Leukämie
Wie lange müssen Infektionen bei Blutkrebs bekämpft werden?
Original Titel:
Optimisation of empirical antimicrobial therapy in patients with haematological malignancies and febrile neutropenia (How Long study): an open-label, randomised, controlled phase 4 trial
Bei Stammzelltransplantationen und hochdosierten Chemotherapien zur Behandlung von bösartigen Erkrankungen des blutbildenden Systems ist Neutropenie eine häufige und oftmals schwerwiegende Begleiterkrankung. Dabei handelt es sich um eine Verminderung bestimmter weißer Blutkörperchen, den neutrophilen Granulozyten. Dadurch wird die Fähigkeit zur Infektabwehr herabgesetzt, sodass Patienten mit Neutropenie ein hohes Risiko für mikrobielle Infektionen tragen. Bei mehr als 60 % der Patienten tritt in der Phase der Neutropenie nach Hochdosistherapie oder Stammzelltransplantation Fieber auf. Die erste Behandlung erfolgt dann über die empirische antimikrobielle Therapie (EAT), welche die häufigsten und am stärksten gefährdenden Erreger erfassen soll.
Bisher ist nur wenig über die optimale Dauer einer EAT bekannt. Daher wurde in einer neuen Studie aus Spanien untersucht, ob ein früher Abbruch der EAT zur Behandlung einer Neutropenie zulässig war. An der Studie nahmen insgesamt 157 Patienten teil, die ein hohes Risiko für eine fiebrige Neutropenie aufgrund einer bösartigen Blutkrebserkrankung oder einer erhaltenen Blutstammzelltransplantation hatten. Bei der Hälfte der Patienten wurde die EAT 72 Stunden nach Abklingen des Fiebers abgesetzt. In der Kontrollgruppe wurde die EAT erst abgebrochen, wenn die Patienten eine stabile Konzentration der neutrophilen Granulozyten (≥ 0,5 x 109 Zellen/L) erreicht hatten.
Die Ergebnisse der Studie belegten, dass die Patienten der EAT im Schnitt ungefähr zwei Tage kürzer ausgesetzt sind, wenn diese nach 72 Stunden abgesetzt wird. In dieser Gruppe traten 341 Fälle von unerwünschten Nebenwirkung auf, in der Kontrollgruppe waren es 295 Fälle. Die meisten Nebenwirkungen waren leicht bis mittelschwer. Die häufigsten Nebenwirkungen waren Mukositis (Schleimhautentzündung des Verdauungstraktes), Durchfall sowie Übelkeit und Erbrechen. Mit Ausnahme der Mukositis unterschieden sich die Häufigkeiten dieser Nebenwirkungen kaum. Mukositis trat ungefähr 10 % häufiger bei einem Abbruch der EAT nach 72 Stunden auf. Die Anzahl der Todesfälle war in beiden Gruppen gering: ein Todesfall in der Gruppe mit EAT-Abbruch und drei Todesfälle in der Kontrollgruppe.

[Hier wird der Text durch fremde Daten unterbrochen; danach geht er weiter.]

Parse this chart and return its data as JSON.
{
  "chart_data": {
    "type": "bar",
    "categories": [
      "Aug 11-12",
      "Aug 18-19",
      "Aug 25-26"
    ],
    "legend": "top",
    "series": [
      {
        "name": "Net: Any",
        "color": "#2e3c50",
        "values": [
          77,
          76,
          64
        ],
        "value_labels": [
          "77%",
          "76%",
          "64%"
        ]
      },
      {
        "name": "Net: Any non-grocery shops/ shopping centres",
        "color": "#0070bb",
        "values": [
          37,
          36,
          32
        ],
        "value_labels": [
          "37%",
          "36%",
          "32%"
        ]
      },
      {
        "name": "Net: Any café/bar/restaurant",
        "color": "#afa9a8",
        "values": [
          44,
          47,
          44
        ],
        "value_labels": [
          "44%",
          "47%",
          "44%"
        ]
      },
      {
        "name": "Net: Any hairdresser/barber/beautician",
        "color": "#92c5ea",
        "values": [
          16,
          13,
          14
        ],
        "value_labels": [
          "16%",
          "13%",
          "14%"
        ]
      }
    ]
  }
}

Die Autoren der Studie ziehen folgende Schlussfolgerung. Die EAT kann bei Patienten mit fiebriger Neutropenie als Folge einer bösartigen Blutkrebserkrankung oder Stammzelltransplantation nach 72 Stunden und nach Abklingen des Fiebers abgesetzt werden. Dieses Vorgehen ist sicher und unabhängig von der Konzentration der neutrophilen Granulozyten. Außerdem können Patienten dadurch kürzer antibiotischen Wirkstoffen ausgesetzt werden.